Türkiye’nin dış politikası özetle, ABD ile müttefik olmak, AB üyeliğini savunmak, kısacası Batı kampı içinde yer almak şeklindedir. En azından yakın zamana kadar öyle olduğunu söyleyebiliriz.

Ama, Avrupa Birliği Türkiye’yi üye olarak almayacağını tekrar tekrar söylüyor. ABD, bir yandan PKK’ya verdiği destekle Türkiye’nin müttefiki değil, fiili düşmanı konumunda olduğunu göstermiştir.

Ege ve Akdeniz’den, Yunanistan ve İsrail ile birlikte Türkiye’ye yönelttiği silahlı tehdit ile en yetkili ağızlardan ikide bir tekrarladığı yaptırım gözdağlarını da düşünürsek, 70 yıldır yürürlükte olan “Küçük Amerika” sisteminin dış politikasının da iflas ettiğini söyleyebiliriz.

Nitekim bu gerçeğin sonucu olarak son iki yıl içinde Türkiye gerçekte dış politikasını fiilen değiştirmiştir. Astana süreci, komşularla birlikte hareket etme, ŞİÖ ve BRİCS ülkeleri ile geliştirilen ilişkiler, Türkiye’nin bu açıdan yaşadığı nesnel süreci anlatıyor.

Aynı durum Sistemin “Ilımlı İslam” politikaları açısından da geçerlidir. Türkiye’de ve bütün Müslüman ülkelerde esen artık laiklik rüzgârıdır. FETÖ’ye karşı mücadele ile başlayıp şimdi diğer tarikat ve cemaatlere karşı yükselen mücadele dalgası, bu genel eğilimin sonucudur.
Kayseri’de polis okulunun mezuniyet töreninde konuşan Müdür’ün söylediği “Bir tarikata, cemaate, şeyhe, şıha değil devlete bağlı olun” sözleri Atatürk’ün 1925 yılında söylediği “Türkiye Cumhuriyeti tarikatlar, cemaatler, şeyhler, müritler ve mensuplar ülkesi olamaz” sözleri arasında hiçbir fark yoktur.

İflas eden Sistem’in ipine tutunmak
İyi Parti, işte bütün bu konularda sistem dışı hiçbir şey söylemedi. İflas etmiş olan sistemin artık uygulama olanağı olmayan politikalarını dillendirerek AKP’nin karşısına çıktı ve hezimete uğradı.

Sistem içinde AKP’ye muhalefet etme olanağı bulunmuyor. Böyle bir “muhalefet boşluğu” yok. Böyle bir zemin yok!
İyi Parti’nin de CHP’nin de bugün yaşadığı sorunların nedeni budur.

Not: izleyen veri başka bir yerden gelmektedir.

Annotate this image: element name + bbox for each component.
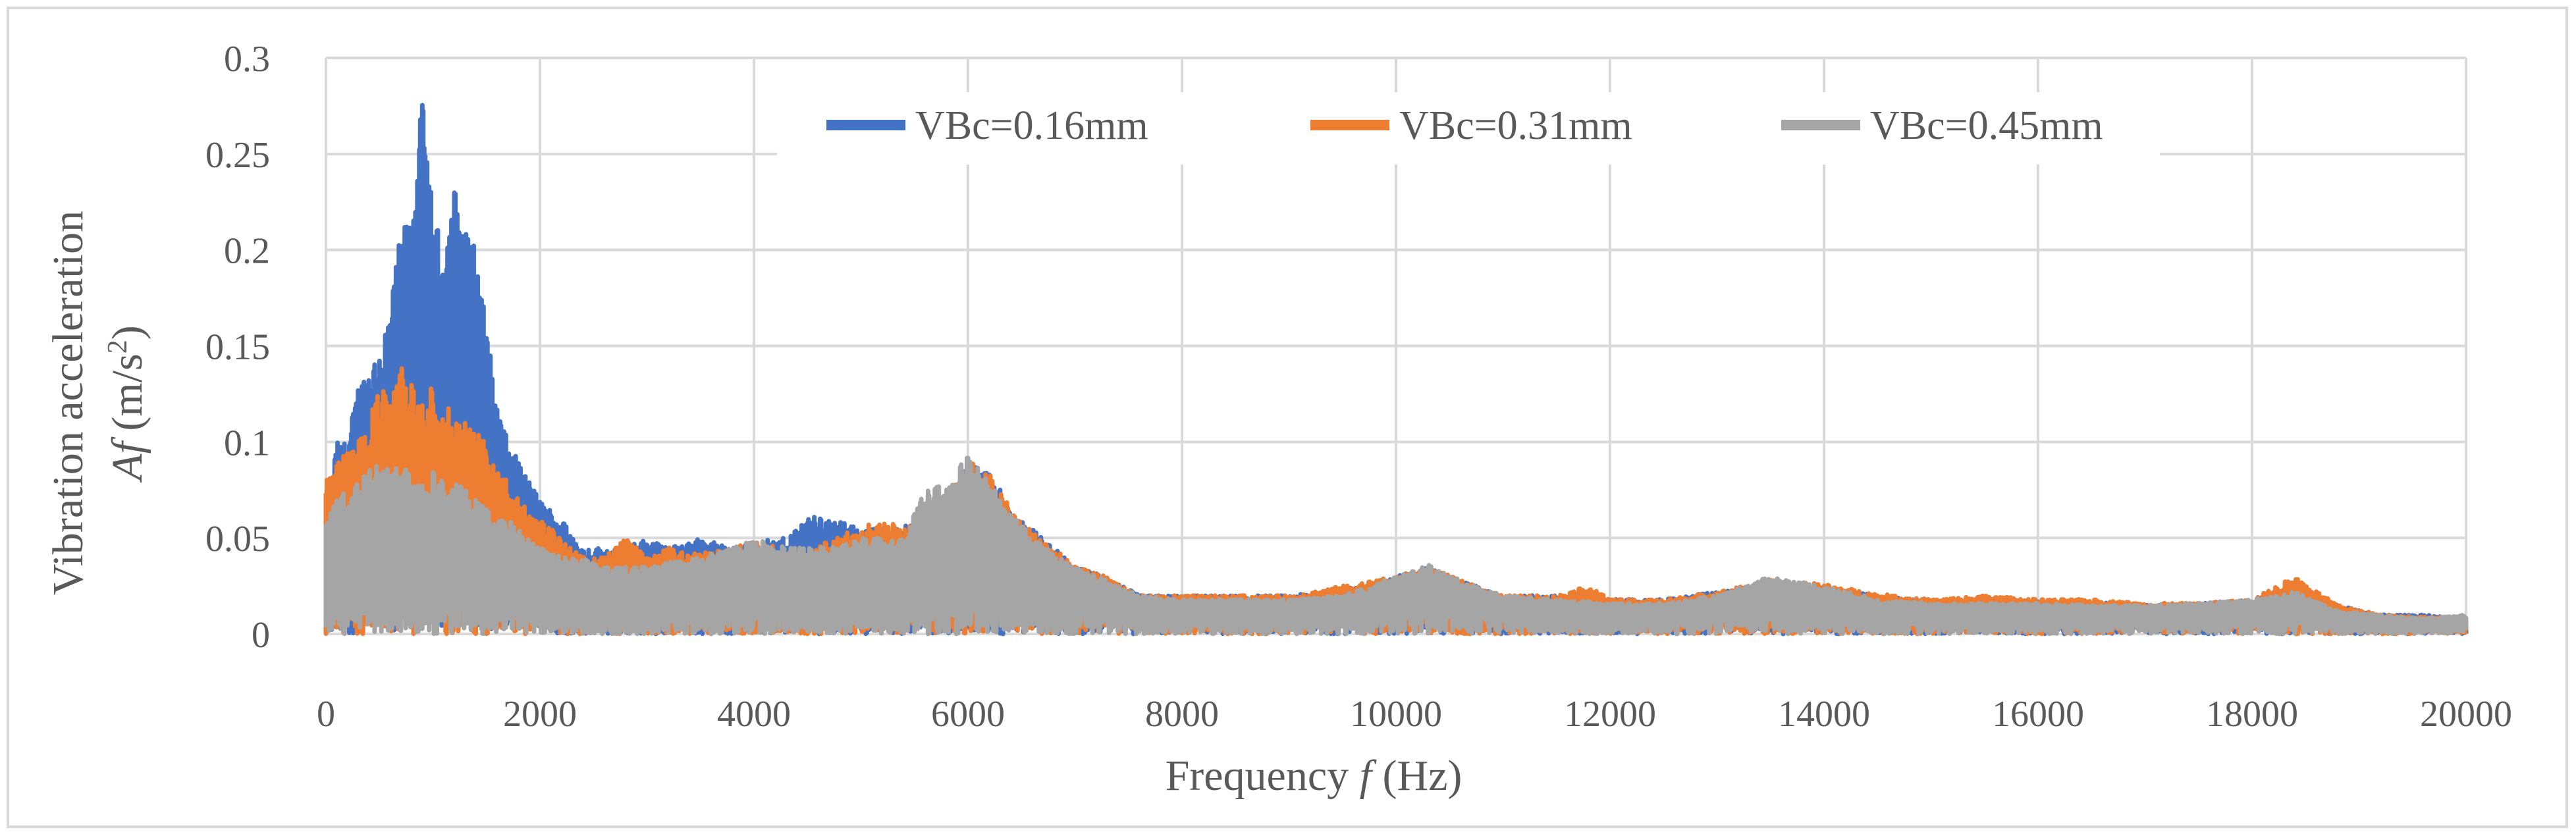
x-tick-label: 16000 [1992, 694, 2084, 735]
x-tick-label: 14000 [1778, 694, 1870, 735]
x-tick-label: 18000 [2206, 694, 2298, 735]
y-tick-label: 0.1 [224, 423, 270, 463]
legend-label-0: VBc=0.16mm [915, 103, 1148, 148]
x-tick-label: 4000 [717, 694, 791, 735]
legend-label-2: VBc=0.45mm [1870, 103, 2103, 148]
y-tick-label: 0 [252, 615, 270, 656]
x-tick-label: 8000 [1145, 694, 1219, 735]
y-axis-title-close: ) [103, 325, 151, 340]
y-axis-title-sup: 2 [103, 340, 133, 353]
legend: VBc=0.16mm VBc=0.31mm VBc=0.45mm [777, 92, 2160, 165]
x-axis-title-suffix: (Hz) [1372, 752, 1462, 800]
y-tick-label: 0.25 [205, 135, 270, 176]
y-tick-label: 0.15 [205, 327, 270, 368]
y-axis-title-unit: (m/s [103, 353, 151, 442]
x-axis-title-prefix: Frequency [1166, 752, 1360, 800]
y-axis-title-line2: Af (m/s2) [103, 325, 151, 483]
x-tick-label: 10000 [1350, 694, 1442, 735]
y-tick-labels: 0 0.05 0.1 0.15 0.2 0.25 0.3 [205, 39, 270, 656]
x-axis-title: Frequency f (Hz) [1166, 752, 1462, 800]
x-tick-label: 0 [317, 694, 335, 735]
x-tick-label: 12000 [1564, 694, 1656, 735]
x-tick-label: 20000 [2420, 694, 2512, 735]
series-line-2 [323, 456, 2469, 637]
y-tick-label: 0.05 [205, 519, 270, 560]
y-tick-label: 0.3 [224, 39, 270, 80]
x-tick-labels: 0 2000 4000 6000 8000 10000 12000 14000 16000 180… [317, 694, 2512, 735]
x-tick-label: 2000 [503, 694, 577, 735]
y-axis-title: Vibration acceleration Af (m/s2) [44, 211, 151, 595]
y-tick-label: 0.2 [224, 231, 270, 272]
legend-background [777, 92, 2160, 165]
y-axis-title-symbol: Af [103, 436, 151, 483]
legend-label-1: VBc=0.31mm [1399, 103, 1632, 148]
series-layer [323, 103, 2469, 637]
y-axis-title-line1: Vibration acceleration [44, 211, 92, 595]
x-tick-label: 6000 [931, 694, 1005, 735]
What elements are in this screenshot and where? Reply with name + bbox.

CHP’nin durumu biraz daha farklı. CHP, AKP’ye alternatif arayan kitlenin bugün içinde bulunduğu “çaresizlikten” besleniyor.
İyi Parti’nin böyle bir şansı da yok. Potansiyel kitlesinin milliyetçi hasasiyetleri, ABD’ye teslim anlamına gelen konumlanışa ve politikalara tepkilere yol açıyor ve ayrılan adrese geri dönmeyle sonuçlanıyor.

Doğru muhalefetin zemini
İyi Parti’nin serüveni, Türkiye’de AKP iktidarına karşı muhalefetin, hangi programla mümkün olabileceğini bir kez daha ortaya koymuştur.
1. Türkiye’ye toprak bütünlüğüne ve milli güvenliğine yönelen tehdidin adresini doğru belirlemek, bölücü ve yobaz terörüne açık tavır almak.
2. Borçlanma ekonomisine karşı üretim ekonomisini savunmak.
3. Laik Demokratik Cumhuriyet’e bağlı kalmak, Türkiye’nin yeniden Atatürk Devrimi rotasına girmesi için mücadele etmek.
4. Komşularımızla güvenlik ve ekonomi başta olmak üzere har alanda daha yakın ilişkiler içine girmek.
5. Ve Dünya çapındaki saflaşmada Türkiye’nin Avrasya’daki onurlu yerini alması…
AKP’ye, işte ancak böyle bir programla muhalefet edilebilir. Bunun dışındaki bütün denemeler İyi Parti örneğinde olduğu gibi hüsranla sonuçlanmaya mahkûmdur.